A peine arrivés à Calais, certains migrants parviennent à passer en Angleterre comme des "fusées" mais d'autres, moins chanceux ou plus démunis, s'y embourbent, leurs espoirs mis à rude épreuve par l'absence d'issue et les expulsions à répétition.
"Si je suis encore là cet été, je tente avec un kayak". Le Marocain Bader (son prénom a été changé) survit à Calais depuis "seulement" trois mois mais compte déjà de nombreuses tentatives de traversées avortées.
"Dans les camions, j'ai essayé par le bas, je me suis fait sortir par un chien. Dans la marchandise, je me suis fait sortir par le scanner", liste-t-il.
Il a aussi tenté de franchir la Manche dans un canot de 3 mètres acheté avec quelques compagnons, prêts à défier le trafic intense et les courants violents. Il raconte avoir chaviré, perdu tous ses papiers et dû nager 2 km.
"Ça fait une semaine que je ne me suis pas douché. Je vis dans un squat, on vient de nous couper l'électricité. On avait juste un radiateur et on faisait du thé...", soupire-t-il.
"Même chez moi, j'ai plus de place. Les pauvres comme nous, leur seule place, c'est sous terre", conclut ce grand gaillard de 36 ans, qui veut rallier l'Irlande, où il a "des contacts pour travailler".
- "Même devenu vieux" -
Derrière Bader, rencontré à l'accueil de jour du Secours catholique, seul lieu fixe ouvert en journée à Calais pour les migrants, un groupe sèche des vêtements avec des sèche-cheveux, Bob Marley en fond sonore. D'autres jouent au foot ou au ping-pong.
En plein hiver, "dans cette ville où tout signifie que ces personnes ne sont pas les bienvenues, avoir cette bulle, c'est très important", pour un "répit physique mais aussi relationnel", souligne Juliette Delaplace, chargée de mission au Secours Catholique.
Entre les expulsions de campements quasi-quotidiennes et l'interdiction de distribuer des repas faite aux associations non-mandatées par l'Etat dans certains secteurs de la ville, les migrants sont maintenus dans un état de survie, au jour le jour, s'indigne-t-elle.
Deux jeunes Soudanais, qui préfèrent garder l'anonymat, confient se trouver à Calais depuis 2019.
Usé, l'un vient de demander l'asile en France, ce que nombre d'exilés, "dublinés", ne peuvent pas faire car ils sont enregistrés dans un autre pays européen, censé traiter leur demande. "Mais j'irai peut-être quand même en Angleterre parce que pour l'instant, je n'ai rien, ni hébergement, ni argent, et là-bas c'est tranquille, les gens ne dorment pas dehors comme en France", explique-t-il.
Pour son ami, l'Angleterre reste la seule option: "même devenu vieux j'essayerai encore".
- Hiérarchie des passages -
"Il y en a qui restent longtemps mais il y a aussi beaucoup de nouveaux", parmi lesquels des "fusées" qui réussissent tout de suite à passer en Angleterre, constate une bénévole de l'accueil, où défilent des centaines de migrants.
En 2020, plus de 9.500 traversées ou tentatives de traversée de la Manche sur des embarcations de fortune ont été recensées, soit quatre fois plus qu'en 2019. Les autorités ont empêché 47% de ces tentatives, indique le ministère de l'Intérieur.
Selon les associations, ce mode de passage a été lancé par des Iraniens et il est très utilisé par les migrants du Moyen-Orient, aux filières de passeurs très organisées.

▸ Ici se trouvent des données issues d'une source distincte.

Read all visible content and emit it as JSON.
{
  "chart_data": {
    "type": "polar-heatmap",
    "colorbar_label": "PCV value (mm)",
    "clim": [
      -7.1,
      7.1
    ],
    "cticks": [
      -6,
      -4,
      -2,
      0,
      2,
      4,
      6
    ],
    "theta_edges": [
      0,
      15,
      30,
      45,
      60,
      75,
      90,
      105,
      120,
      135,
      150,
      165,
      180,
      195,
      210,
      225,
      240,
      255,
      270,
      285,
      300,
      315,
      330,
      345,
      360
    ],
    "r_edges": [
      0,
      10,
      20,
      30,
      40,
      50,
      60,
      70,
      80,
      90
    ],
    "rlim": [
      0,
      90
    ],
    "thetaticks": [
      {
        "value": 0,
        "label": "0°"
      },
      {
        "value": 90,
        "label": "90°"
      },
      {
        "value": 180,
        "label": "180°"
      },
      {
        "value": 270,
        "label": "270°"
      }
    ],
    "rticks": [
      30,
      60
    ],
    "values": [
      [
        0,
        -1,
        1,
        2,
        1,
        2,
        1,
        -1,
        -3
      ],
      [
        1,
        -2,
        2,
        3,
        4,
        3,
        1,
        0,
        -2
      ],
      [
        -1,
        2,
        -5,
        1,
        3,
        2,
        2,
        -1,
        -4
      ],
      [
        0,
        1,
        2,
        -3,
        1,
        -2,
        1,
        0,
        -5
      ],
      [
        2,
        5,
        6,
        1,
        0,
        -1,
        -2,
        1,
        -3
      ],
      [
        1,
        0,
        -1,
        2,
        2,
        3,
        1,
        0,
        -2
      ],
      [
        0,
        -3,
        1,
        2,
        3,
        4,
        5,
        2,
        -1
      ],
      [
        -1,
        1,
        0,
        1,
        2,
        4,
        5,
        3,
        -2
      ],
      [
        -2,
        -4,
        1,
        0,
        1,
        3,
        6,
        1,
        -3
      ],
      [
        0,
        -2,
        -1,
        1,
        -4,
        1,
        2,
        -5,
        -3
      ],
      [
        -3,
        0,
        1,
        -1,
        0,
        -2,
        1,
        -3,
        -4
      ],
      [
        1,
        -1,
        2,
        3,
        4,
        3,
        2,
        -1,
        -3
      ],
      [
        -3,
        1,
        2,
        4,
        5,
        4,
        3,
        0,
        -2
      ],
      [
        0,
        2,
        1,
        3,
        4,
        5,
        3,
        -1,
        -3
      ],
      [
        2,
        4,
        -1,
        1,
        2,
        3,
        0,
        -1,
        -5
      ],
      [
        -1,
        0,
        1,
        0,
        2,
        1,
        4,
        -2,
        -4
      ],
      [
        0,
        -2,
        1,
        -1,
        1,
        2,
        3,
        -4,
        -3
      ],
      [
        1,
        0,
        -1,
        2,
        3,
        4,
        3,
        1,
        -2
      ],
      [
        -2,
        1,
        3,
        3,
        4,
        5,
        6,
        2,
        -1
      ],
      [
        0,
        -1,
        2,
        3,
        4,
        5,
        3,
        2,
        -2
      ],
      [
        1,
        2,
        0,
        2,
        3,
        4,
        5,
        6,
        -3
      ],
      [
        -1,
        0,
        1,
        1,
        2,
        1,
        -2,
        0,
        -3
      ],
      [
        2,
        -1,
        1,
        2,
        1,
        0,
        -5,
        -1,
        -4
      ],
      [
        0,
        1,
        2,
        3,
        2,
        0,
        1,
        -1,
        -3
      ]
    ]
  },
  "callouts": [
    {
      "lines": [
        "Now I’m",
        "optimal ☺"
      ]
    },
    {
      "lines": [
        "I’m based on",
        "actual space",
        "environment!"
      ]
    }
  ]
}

Parmi ceux qui ne peuvent débourser les milliers d'euros souvent exigés figurent, entre autres, de nombreux exilés de la Corne de l'Afrique.
En Erythrée, mais aussi au Soudan ou en Somalie, "l'émigration est un phénomène de masse, pas seulement des classes moyennes ou aisées", contrairement à l'Iran ou la Syrie, explique Roland Marchal, du centre de recherches internationales de Sciences Po.

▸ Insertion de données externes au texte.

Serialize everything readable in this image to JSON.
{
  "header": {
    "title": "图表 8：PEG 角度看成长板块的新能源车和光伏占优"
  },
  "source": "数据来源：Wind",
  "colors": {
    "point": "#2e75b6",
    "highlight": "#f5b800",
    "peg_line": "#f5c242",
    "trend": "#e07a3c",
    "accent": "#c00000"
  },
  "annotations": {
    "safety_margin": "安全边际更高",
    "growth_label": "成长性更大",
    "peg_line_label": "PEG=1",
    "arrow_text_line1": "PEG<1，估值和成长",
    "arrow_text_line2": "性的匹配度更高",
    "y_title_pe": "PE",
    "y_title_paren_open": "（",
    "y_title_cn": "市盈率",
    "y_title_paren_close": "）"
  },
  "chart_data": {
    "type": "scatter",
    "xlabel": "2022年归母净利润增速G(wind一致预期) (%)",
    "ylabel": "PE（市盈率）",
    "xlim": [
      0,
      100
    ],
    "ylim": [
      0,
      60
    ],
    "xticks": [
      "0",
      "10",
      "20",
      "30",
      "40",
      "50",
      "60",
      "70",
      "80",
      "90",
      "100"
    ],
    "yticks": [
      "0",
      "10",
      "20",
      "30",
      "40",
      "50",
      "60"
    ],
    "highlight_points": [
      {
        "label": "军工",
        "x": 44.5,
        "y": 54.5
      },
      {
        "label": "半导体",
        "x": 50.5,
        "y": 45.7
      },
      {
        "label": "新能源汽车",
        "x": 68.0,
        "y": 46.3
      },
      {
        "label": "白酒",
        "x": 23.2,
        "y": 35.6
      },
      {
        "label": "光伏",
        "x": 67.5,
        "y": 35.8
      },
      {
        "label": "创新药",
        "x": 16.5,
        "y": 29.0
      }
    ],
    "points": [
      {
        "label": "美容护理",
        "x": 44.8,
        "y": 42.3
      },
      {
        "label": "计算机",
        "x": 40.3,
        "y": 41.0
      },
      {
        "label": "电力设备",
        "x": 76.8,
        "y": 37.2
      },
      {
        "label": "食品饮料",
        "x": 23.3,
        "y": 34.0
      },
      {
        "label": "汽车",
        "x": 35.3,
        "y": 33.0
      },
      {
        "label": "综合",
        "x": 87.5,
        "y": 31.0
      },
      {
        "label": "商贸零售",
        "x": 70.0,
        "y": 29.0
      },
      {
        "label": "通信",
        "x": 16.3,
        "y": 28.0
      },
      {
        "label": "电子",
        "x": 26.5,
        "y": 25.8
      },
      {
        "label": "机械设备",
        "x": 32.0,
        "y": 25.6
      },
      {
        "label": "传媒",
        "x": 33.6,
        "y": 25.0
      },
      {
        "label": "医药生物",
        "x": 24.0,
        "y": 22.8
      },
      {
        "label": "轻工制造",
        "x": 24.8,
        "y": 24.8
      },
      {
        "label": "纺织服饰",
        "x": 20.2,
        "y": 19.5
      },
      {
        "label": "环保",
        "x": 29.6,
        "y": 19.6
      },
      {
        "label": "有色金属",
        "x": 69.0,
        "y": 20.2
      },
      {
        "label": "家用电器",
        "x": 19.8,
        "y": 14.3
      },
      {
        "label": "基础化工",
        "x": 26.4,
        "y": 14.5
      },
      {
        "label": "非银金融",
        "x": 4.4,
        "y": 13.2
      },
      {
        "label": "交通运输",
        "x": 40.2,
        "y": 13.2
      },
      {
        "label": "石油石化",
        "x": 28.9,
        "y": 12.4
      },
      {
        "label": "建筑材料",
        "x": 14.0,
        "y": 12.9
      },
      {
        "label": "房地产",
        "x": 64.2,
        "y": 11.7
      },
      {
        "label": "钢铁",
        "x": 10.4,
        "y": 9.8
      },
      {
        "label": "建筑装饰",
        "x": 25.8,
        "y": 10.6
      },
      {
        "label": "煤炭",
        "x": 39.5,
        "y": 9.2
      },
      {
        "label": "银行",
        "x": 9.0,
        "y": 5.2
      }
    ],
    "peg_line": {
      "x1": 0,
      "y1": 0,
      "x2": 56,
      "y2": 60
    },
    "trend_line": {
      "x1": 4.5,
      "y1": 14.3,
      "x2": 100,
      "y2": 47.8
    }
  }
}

Les candidats à l'exil "demandent quelques centaines ou milliers de dollars à leurs proches à l'étranger, ça marche plus ou moins, c'est pour cela que leurs trajets peuvent être très longs".
Pour ces migrants, "il y a aussi des passeurs, mais l'essentiel de l'effort est porté sur la traversée de la Méditerranée, après ils sont plus démunis". "Mais c'est une question de temps, cela va s'organiser, c'est un secteur criminel très profitable", souligne le chercheur.